Presiden Prabowo Subianto tengah menginisiasi langkah strategis untuk memperkuat masa depan sumber daya manusia Indonesia melalui peningkatan signifikan anggaran beasiswa Lembaga Pengelola Dana Pendidikan (LPDP). Sumber dana tambahan ini akan dialokasikan dari hasil efisiensi anggaran negara serta pemanfaatan aset sitaan yang telah diserahkan kepada pemerintah.
Gagasan penting ini disampaikan oleh Prabowo kepada Menteri Keuangan Purbaya Yudhi Sadewa dalam agenda Sidang Kabinet Paripurna yang berlangsung di Istana Kepresidenan, Jakarta, pada Senin (20/10). Sidang tersebut secara khusus membahas evaluasi capaian kinerja pemerintahan selama satu tahun terakhir.
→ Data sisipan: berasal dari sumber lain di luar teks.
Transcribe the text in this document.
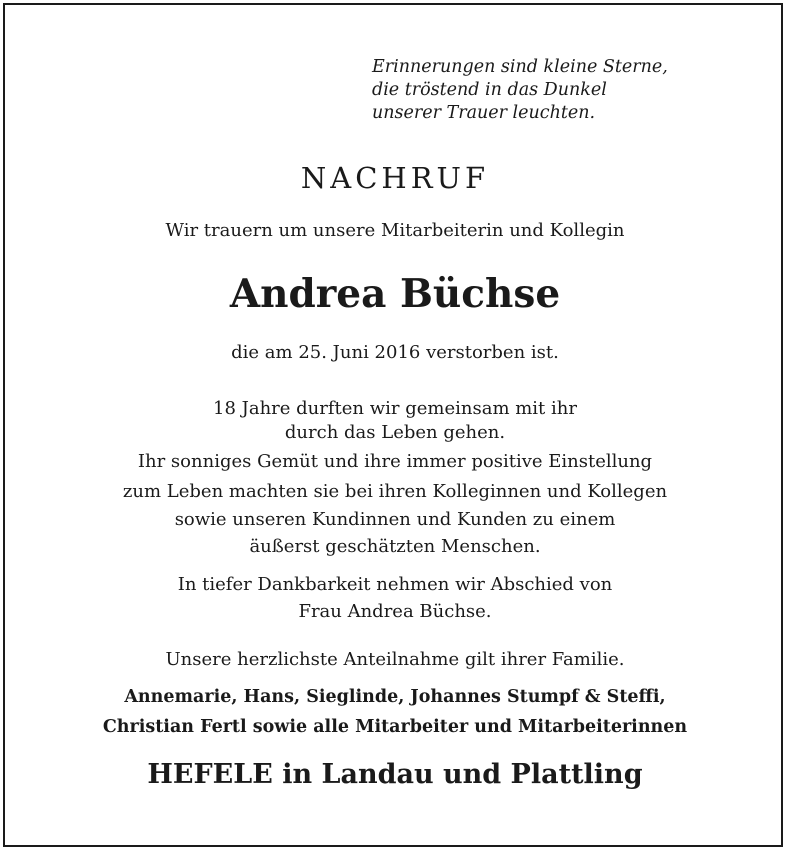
Erinnerungen sind kleine Sterne,
die tröstend in das Dunkel
unserer Trauer leuchten.
NACHRUF
Wir trauern um unsere Mitarbeiterin und Kollegin
Andrea Büchse
die am 25. Juni 2016 verstorben ist.
18 Jahre durften wir gemeinsam mit ihr
durch das Leben gehen.
Ihr sonniges Gemüt und ihre immer positive Einstellung
zum Leben machten sie bei ihren Kolleginnen und Kollegen
sowie unseren Kundinnen und Kunden zu einem
äußerst geschätzten Menschen.
In tiefer Dankbarkeit nehmen wir Abschied von
Frau Andrea Büchse.
Unsere herzlichste Anteilnahme gilt ihrer Familie.
Annemarie, Hans, Sieglinde, Johannes Stumpf & Steffi,
Christian Fertl sowie alle Mitarbeiter und Mitarbeiterinnen
HEFELE in Landau und Plattling
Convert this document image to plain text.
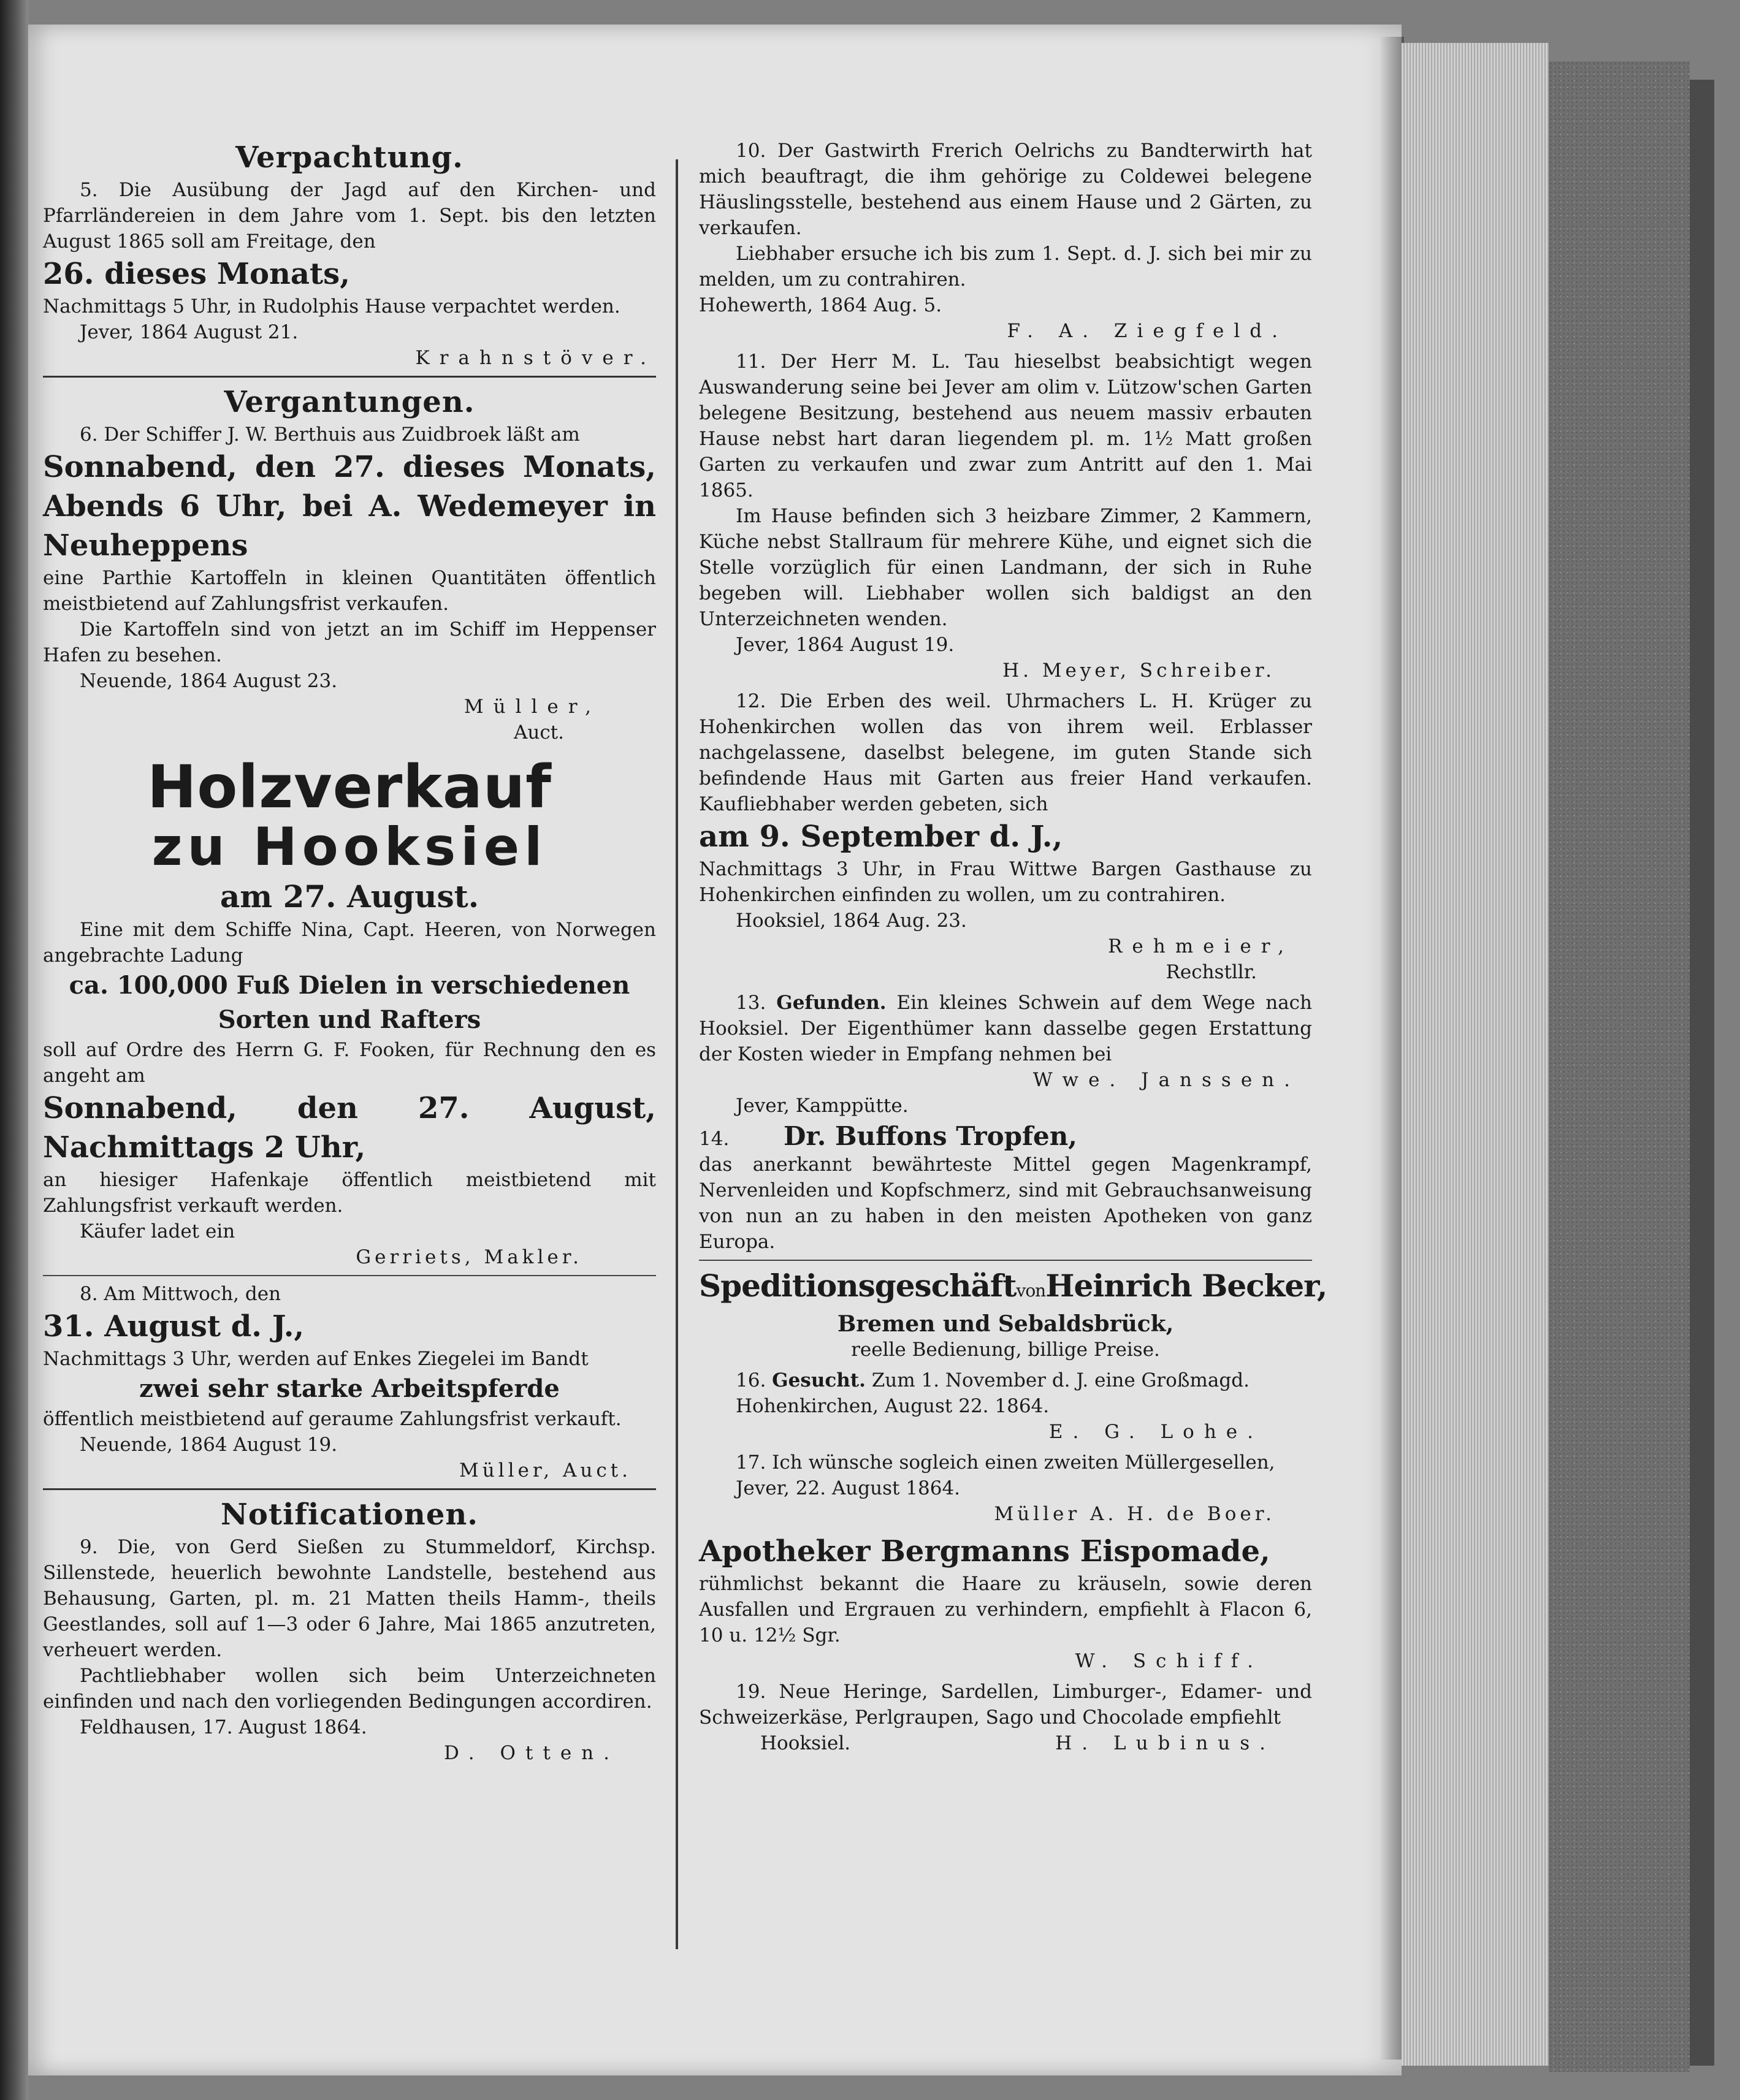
Verpachtung.

5. Die Ausübung der Jagd auf den Kirchen- und Pfarrländereien in dem Jahre vom 1. Sept. bis den letzten August 1865 soll am Freitage, den

26. dieses Monats,

Nachmittags 5 Uhr, in Rudolphis Hause verpachtet werden.

Jever, 1864 August 21.

Krahnstöver.

Vergantungen.

6. Der Schiffer J. W. Berthuis aus Zuidbroek läßt am

Sonnabend, den 27. dieses Monats, Abends 6 Uhr, bei A. Wedemeyer in Neuheppens

eine Parthie Kartoffeln in kleinen Quantitäten öffentlich meistbietend auf Zahlungsfrist verkaufen.

Die Kartoffeln sind von jetzt an im Schiff im Heppenser Hafen zu besehen.

Neuende, 1864 August 23.

Müller,

Auct.

Holzverkauf

zu Hooksiel

am 27. August.

Eine mit dem Schiffe Nina, Capt. Heeren, von Norwegen angebrachte Ladung

ca. 100,000 Fuß Dielen in verschiedenen Sorten und Rafters

soll auf Ordre des Herrn G. F. Fooken, für Rechnung den es angeht am

Sonnabend, den 27. August, Nachmittags 2 Uhr,

an hiesiger Hafenkaje öffentlich meistbietend mit Zahlungsfrist verkauft werden.

Käufer ladet ein

Gerriets, Makler.

8. Am Mittwoch, den

31. August d. J.,

Nachmittags 3 Uhr, werden auf Enkes Ziegelei im Bandt

zwei sehr starke Arbeitspferde

öffentlich meistbietend auf geraume Zahlungsfrist verkauft.

Neuende, 1864 August 19.

Müller, Auct.

Notificationen.

9. Die, von Gerd Sießen zu Stummeldorf, Kirchsp. Sillenstede, heuerlich bewohnte Landstelle, bestehend aus Behausung, Garten, pl. m. 21 Matten theils Hamm-, theils Geestlandes, soll auf 1—3 oder 6 Jahre, Mai 1865 anzutreten, verheuert werden.

Pachtliebhaber wollen sich beim Unterzeichneten einfinden und nach den vorliegenden Bedingungen accordiren.

Feldhausen, 17. August 1864.

D. Otten.

10. Der Gastwirth Frerich Oelrichs zu Bandterwirth hat mich beauftragt, die ihm gehörige zu Coldewei belegene Häuslingsstelle, bestehend aus einem Hause und 2 Gärten, zu verkaufen.

Liebhaber ersuche ich bis zum 1. Sept. d. J. sich bei mir zu melden, um zu contrahiren.

Hohewerth, 1864 Aug. 5.

F. A. Ziegfeld.

11. Der Herr M. L. Tau hieselbst beabsichtigt wegen Auswanderung seine bei Jever am olim v. Lützow'schen Garten belegene Besitzung, bestehend aus neuem massiv erbauten Hause nebst hart daran liegendem pl. m. 1½ Matt großen Garten zu verkaufen und zwar zum Antritt auf den 1. Mai 1865.

Im Hause befinden sich 3 heizbare Zimmer, 2 Kammern, Küche nebst Stallraum für mehrere Kühe, und eignet sich die Stelle vorzüglich für einen Landmann, der sich in Ruhe begeben will. Liebhaber wollen sich baldigst an den Unterzeichneten wenden.

Jever, 1864 August 19.

H. Meyer, Schreiber.

12. Die Erben des weil. Uhrmachers L. H. Krüger zu Hohenkirchen wollen das von ihrem weil. Erblasser nachgelassene, daselbst belegene, im guten Stande sich befindende Haus mit Garten aus freier Hand verkaufen. Kaufliebhaber werden gebeten, sich

am 9. September d. J.,

Nachmittags 3 Uhr, in Frau Wittwe Bargen Gasthause zu Hohenkirchen einfinden zu wollen, um zu contrahiren.

Hooksiel, 1864 Aug. 23.

Rehmeier,

Rechstllr.

13. Gefunden. Ein kleines Schwein auf dem Wege nach Hooksiel. Der Eigenthümer kann dasselbe gegen Erstattung der Kosten wieder in Empfang nehmen bei

Wwe. Janssen.

Jever, Kamppütte.

14. Dr. Buffons Tropfen,

das anerkannt bewährteste Mittel gegen Magenkrampf, Nervenleiden und Kopfschmerz, sind mit Gebrauchsanweisung von nun an zu haben in den meisten Apotheken von ganz Europa.

SpeditionsgeschäftvonHeinrich Becker,

Bremen und Sebaldsbrück,

reelle Bedienung, billige Preise.

16. Gesucht. Zum 1. November d. J. eine Großmagd.

Hohenkirchen, August 22. 1864.

E. G. Lohe.

17. Ich wünsche sogleich einen zweiten Müllergesellen,

Jever, 22. August 1864.

Müller A. H. de Boer.

Apotheker Bergmanns Eispomade,

rühmlichst bekannt die Haare zu kräuseln, sowie deren Ausfallen und Ergrauen zu verhindern, empfiehlt à Flacon 6, 10 u. 12½ Sgr.

W. Schiff.

19. Neue Heringe, Sardellen, Limburger-, Edamer- und Schweizerkäse, Perlgraupen, Sago und Chocolade empfiehlt

Hooksiel.	H. Lubinus.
Sebagai contoh konkret, Prabowo merujuk pada potensi dana sebesar Rp 13 triliun yang baru-baru ini diserahkan oleh Kejaksaan Agung kepada Menteri Keuangan, berasal dari pengembalian korporasi dalam kasus pemberian fasilitas ekspor crude palm oil (CPO). Dana tersebut, menurutnya, dapat dialihkan sebagian untuk mendukung program LPDP.
Dalam kesempatan yang sama, Presiden Prabowo menegaskan bahwa prioritas utama penyaluran beasiswa LPDP ke depan akan difokuskan pada pendidikan kedokteran. Langkah krusial ini diambil menyusul kondisi darurat di mana Indonesia masih menghadapi defisit signifikan tenaga medis, diperkirakan mencapai 140 ribu dokter umum dan 70 ribu dokter spesialis. Situasi ini menggarisbawahi kebutuhan mendesak akan penambahan kapasitas dan kualitas tenaga medis di tanah air.
Kekurangan dokter, kata Prabowo, bukan hanya tantangan domestik, melainkan juga isu global yang diperparah oleh kebijakan negara-negara maju. Negara-negara seperti Jerman, Eropa Barat, dan Amerika Serikat secara agresif menarik tenaga medis dari berbagai penjuru dunia dengan penawaran gaji yang sangat tinggi. Hal ini menciptakan dilema serius bagi negara berkembang seperti Indonesia, sehingga menuntut penyesuaian fundamental pada kebijakan pendidikan nasional agar selaras dengan kebutuhan dan persaingan global.
Untuk mengatasi krisis tenaga medis ini secara komprehensif, Presiden Prabowo juga merencanakan serangkaian aksi nyata. Ini meliputi penambahan jumlah fakultas kedokteran baru serta perluasan kapasitas penerimaan mahasiswa di fakultas yang sudah eksis. Selain itu, pemerintah akan terus menggenjot ketersediaan beasiswa khusus untuk pendidikan kedokteran, demi menjamin suplai dokter di masa mendatang. Sebelumnya, Prabowo bahkan telah mengumumkan komitmennya untuk membuka 148 program studi baru — terdiri dari 125 prodi spesialis dan 23 prodi sub-spesialis — serta 57 fakultas kedokteran pada tahun ini, sebagai upaya percepatan penutupan kesenjangan jumlah dokter di Indonesia.
Dengan laju saat ini, Indonesia hanya mampu menghasilkan sekitar 12 ribu dokter umum dan 2.700 dokter spesialis setiap tahunnya. Prabowo mengungkapkan, jika tren ini berlanjut, dibutuhkan waktu hingga 35 tahun hanya untuk menutupi kekurangan 70 ribu dokter spesialis. “Selama 35 tahun baru terisi 70 ribu, maka dokter yang sekarang sudah tidak ada,” tegas Prabowo, menyoroti urgensi situasi ini. “Jadi kita harus berupaya dengan langkah-langkah yang tidak normatif.” Pernyataan visioner ini disampaikan Presiden Prabowo saat peresmian Gedung Layanan Terpadu dan Institut Neurosains Nasional di Rumah Sakit Pusat Otak Nasional (RS PON) Mahar Mardjono, Cawang, Jakarta Timur, pada Selasa (26/8), menggarisbawahi komitmen pemerintah dalam menghadapi tantangan kesehatan yang krusial.